= Acephali =

Various leaderless Christian sects

In church history, the term acephali (from ἀκέφαλοι aképhaloi, , singular ἀκέφαλος aképhalos from ἀ- a-, , and κεφαλή kephalé, ) has been applied to several sects that supposedly had no leader. E. Cobham Brewer wrote, in Dictionary of Phrase and Fable, that acephalites, "properly means men without a head." Jean Cooper wrote, in Dictionary of Christianity, that it characterizes "various schismatical Christian bodies". Among them were Nestorians who rejected the Council of Ephesus’ condemnation of Patriarch Nestorius of Constantinople, which deposed Nestorius and declared him a heretic.

==Fifth-century acephali==

Those who refused to acknowledge the authority of the Council of Chalcedon were originally called Haesitantes; the Acephali developed from among them, and, according to Blunt, the earlier name – Haesitantes – seems to have been used for only a short time.

With the apparent purpose of bringing the Orthodox and heretics into unity, Patriarch Peter III of Alexandria and Patriarch Acacius of Constantinople had elaborated a new creed in which they expressly condemned both Nestorius and Eutyches, a presbyter and archimandrite, but at the same time rejected the decisions of the Council of Chalcedon. This ambiguous formula, though approved by Byzantine Emperor Zeno and imposed in his Henoticon, could only satisfy the indifferent.

The term applied to a 5th-century faction among the Eutychians, who seceded from Peter, a Miaphysite, in 482, after Peter signed the Henoticon and was recognised by Zeno as the legitimate patriarch of Alexandria, by which they were "deprived of their head". They remained "without king or bishop" until they were reconciled with Coptic Orthodox Pope Mark II of Alexandria (799–819).

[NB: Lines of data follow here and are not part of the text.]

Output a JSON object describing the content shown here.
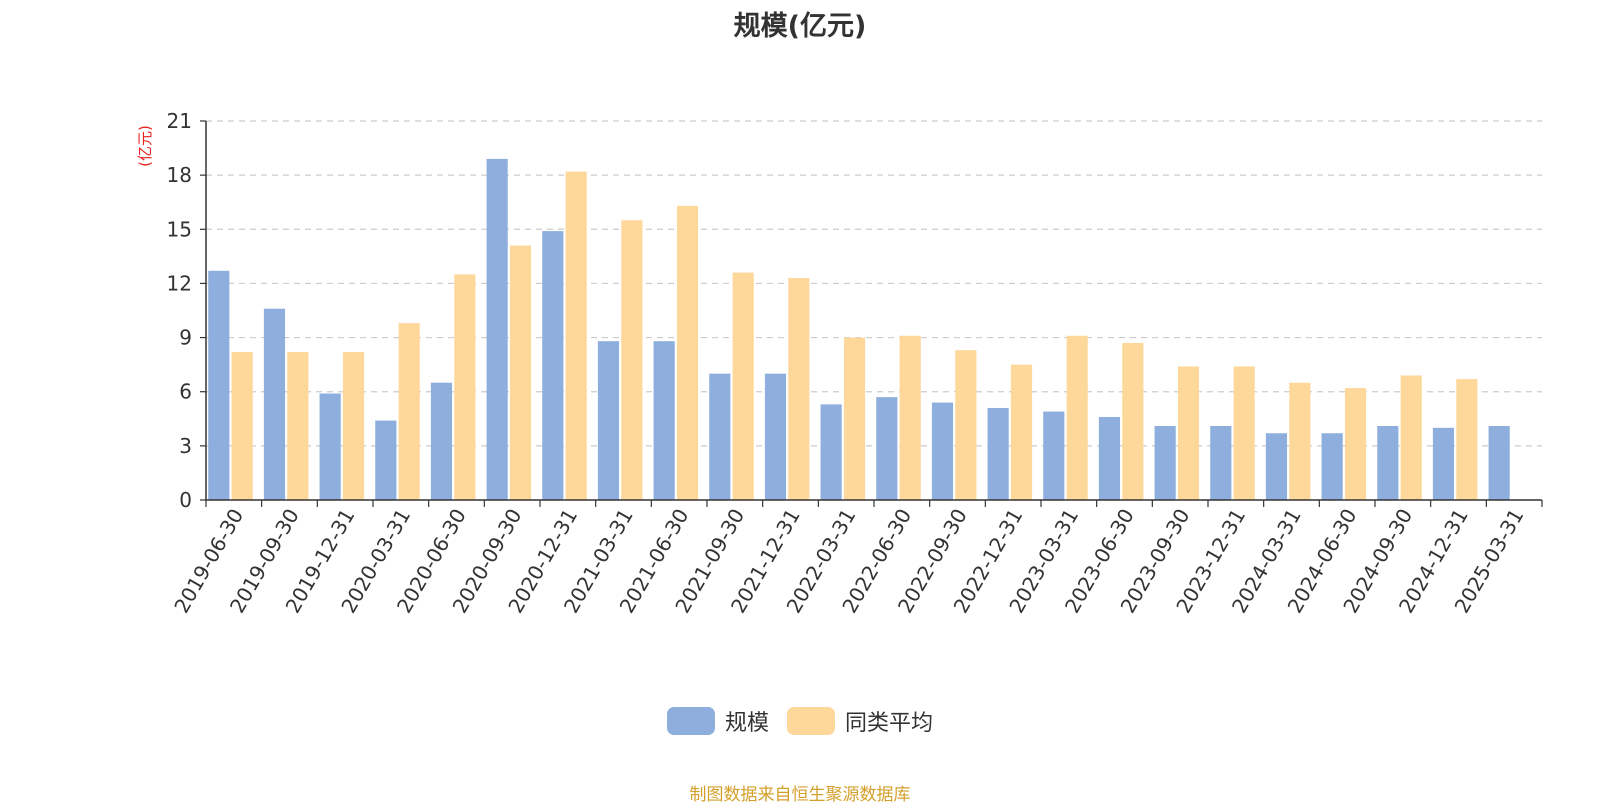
{
  "title": "规模(亿元)",
  "source_note": "制图数据来自恒生聚源数据库",
  "colors": {
    "series_1": "#8eafdd",
    "series_2": "#fdd89a",
    "unit_label": "#e8231f",
    "axis": "#333333",
    "grid": "#cccccc"
  },
  "chart_data": {
    "type": "bar",
    "title": "规模(亿元)",
    "ylabel": "(亿元)",
    "xlabel": "",
    "ylim": [
      0,
      21
    ],
    "yticks": [
      0,
      3,
      6,
      9,
      12,
      15,
      18,
      21
    ],
    "grid": true,
    "legend_position": "bottom",
    "categories": [
      "2019-06-30",
      "2019-09-30",
      "2019-12-31",
      "2020-03-31",
      "2020-06-30",
      "2020-09-30",
      "2020-12-31",
      "2021-03-31",
      "2021-06-30",
      "2021-09-30",
      "2021-12-31",
      "2022-03-31",
      "2022-06-30",
      "2022-09-30",
      "2022-12-31",
      "2023-03-31",
      "2023-06-30",
      "2023-09-30",
      "2023-12-31",
      "2024-03-31",
      "2024-06-30",
      "2024-09-30",
      "2024-12-31",
      "2025-03-31"
    ],
    "series": [
      {
        "name": "规模",
        "values": [
          12.7,
          10.6,
          5.9,
          4.4,
          6.5,
          18.9,
          14.9,
          8.8,
          8.8,
          7.0,
          7.0,
          5.3,
          5.7,
          5.4,
          5.1,
          4.9,
          4.6,
          4.1,
          4.1,
          3.7,
          3.7,
          4.1,
          4.0,
          4.1
        ]
      },
      {
        "name": "同类平均",
        "values": [
          8.2,
          8.2,
          8.2,
          9.8,
          12.5,
          14.1,
          18.2,
          15.5,
          16.3,
          12.6,
          12.3,
          9.0,
          9.1,
          8.3,
          7.5,
          9.1,
          8.7,
          7.4,
          7.4,
          6.5,
          6.2,
          6.9,
          6.7,
          null
        ]
      }
    ]
  }
}
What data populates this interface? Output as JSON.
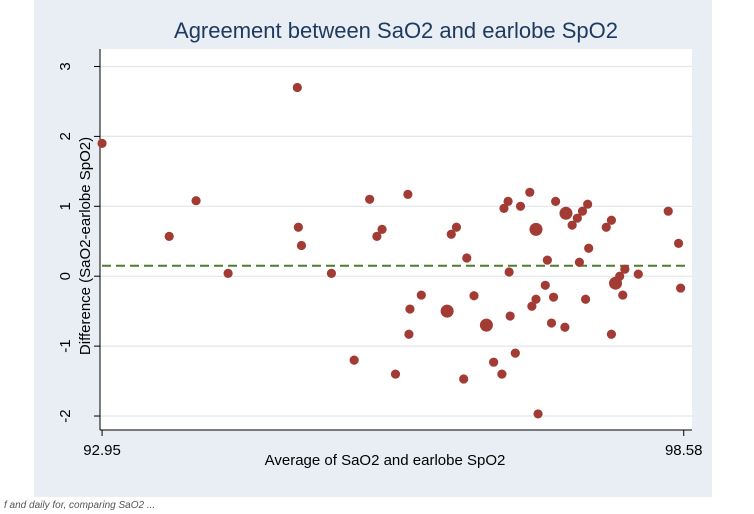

The condemnation of Eutyches irritated the rigid Monophysites; the equivocal attitude taken towards the Council of Chalcedon appeared to them insufficient, and many of them, especially the monks, deserted Peter, preferring to be without a head, rather than remain in communion with him. Later, they joined the adherents of the non-Chalcedonian Patriarch Severus of Antioch.
They were, according to Oxford English Dictionary Online, a "group of extreme Monophysites" and "were absorbed by the Jacobites".

Liberatus of Carthage wrote, in Breviarium causae Nestorianorum et Eutychianorum, that those at the Council of Ephesus who followed neither Patriarch Cyril I of Alexandria nor Patriarch John I of Antioch were called Acephali.

Esaianites were one of the sects into which the Alexandrian Acephali separated at the end of the 5th century. They were the followers of Esaias, a deacon of Palestine, who claimed to have been consecrated to the episcopal office by the Bishop Eusebius. His opponents averred that after the bishop's death, his hands had been laid upon the head of Esaias by some of his friends.

Paulitae were a sect of Acephali who followed Chalcedonian Patriarch Paul of Alexandria, who was deposed by a synod at Gaza, in 541, for his uncanonical consecration by the Patriarch of Constantinople, and who, after his deposition, sided with the Miaphysites. (Note: They are mentioned as Paulianists in a treatise on the reception of heretics written by Patriarch Timothy I of Constantinople.)

Barsanians, later called Semidalites, were a sect of Acephali at the end of the 5th century. They had no succession of priests, and professed to keep up the celebration of a valid Eucharist by placing a few crumbs of some of the bread which had been consecrated by Dioscorus into a vessel of meal, and then using as fully consecrated the bread baked from it.

The Barsanuphians separated from the Acephali in the late 6th century and developed their own episcopal hierarchy.
==Other acephali==

According to Brewer, acephalites were also certain bishops exempt from the jurisdiction and discipline of their patriarch. Cooper explains that they are "priests rejecting episcopal authority or bishops that of their metropolitans." Blunt described clerici acephali as those clergy who were ordained with a sinecure benefice and who generally obtained their orders by paying for them, that is, by simony. The Council of Pavia, in 853, legislated its canons 18 and 23 against them, from which it appears, according to Blunt, that they were mostly chaplains to noblemen, that they produced much scandal in the Church, and that they disseminated many errors.

 clergy without title or benefice.

According to Brewer, acephalites were also a sect of Levellers during the reign of Henry I of England who acknowledged no leader. They were, according to Oxford English Dictionary Online, "a group of free socagers having no feudal superior except the king." This usage is now considered obsolete.